Revision River: Untangling the Bronx River Parkway
Landscape Architecture Studio III / IV: Unit 27
City College of New York
Revision River: Untangling the Bronx River Parkway
The Bronx River, like any river, has always found new courses to flow and places to deposit—to cut and fill. Originally designed by natural systems, the 18th century put much of the design work in the hands of farmers and factory owners who in return put the river back to work for them. Today, the Bronx River and its topographic valley has become a concentrated ribbon of infrastructure that awaits untangling. Aside from the numerous dams and other reach breaks, the consistent culprit is the parkway—the Bronx River Parkway to be exact.
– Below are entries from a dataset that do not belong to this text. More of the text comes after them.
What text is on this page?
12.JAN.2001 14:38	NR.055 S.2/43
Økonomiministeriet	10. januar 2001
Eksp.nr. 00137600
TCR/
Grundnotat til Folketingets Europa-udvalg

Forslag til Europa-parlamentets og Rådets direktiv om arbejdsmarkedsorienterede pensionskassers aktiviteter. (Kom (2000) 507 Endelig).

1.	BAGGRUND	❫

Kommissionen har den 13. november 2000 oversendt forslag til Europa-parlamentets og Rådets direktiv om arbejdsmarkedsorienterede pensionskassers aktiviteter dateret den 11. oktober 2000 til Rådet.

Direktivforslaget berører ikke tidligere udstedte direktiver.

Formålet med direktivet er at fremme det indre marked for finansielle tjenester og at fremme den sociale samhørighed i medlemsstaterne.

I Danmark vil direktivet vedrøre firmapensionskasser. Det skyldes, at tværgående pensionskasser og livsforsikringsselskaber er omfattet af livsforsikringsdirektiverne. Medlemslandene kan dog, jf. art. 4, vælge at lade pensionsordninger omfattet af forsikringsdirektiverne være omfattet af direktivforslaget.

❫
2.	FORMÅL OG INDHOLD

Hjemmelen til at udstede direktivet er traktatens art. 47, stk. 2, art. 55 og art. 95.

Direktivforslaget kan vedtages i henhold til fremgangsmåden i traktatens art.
As America’s first motor parkway, opening in 1924 after two decades of evictions and persuasions, a secret story of creation has come to light. Upon some talking, walking, modeling, and imagining, it’s not a far cry to picture a more recreation-friendly park-like environment—one that the original public was sold on more than a hundred years ago. Instead of accumulating and engineering new fixes in the tight liminal spaces, perhaps a subtractive mindset can lead to more profound change. Simply put: without the road, the river will breathe again—giving room for meandering exploration of both water and people, as well as aquatic lifeforms searching for NYC’s only freshwater coastal stream. A realignment of dated infrastructure opens the door to a more balanced and beneficial environment for all.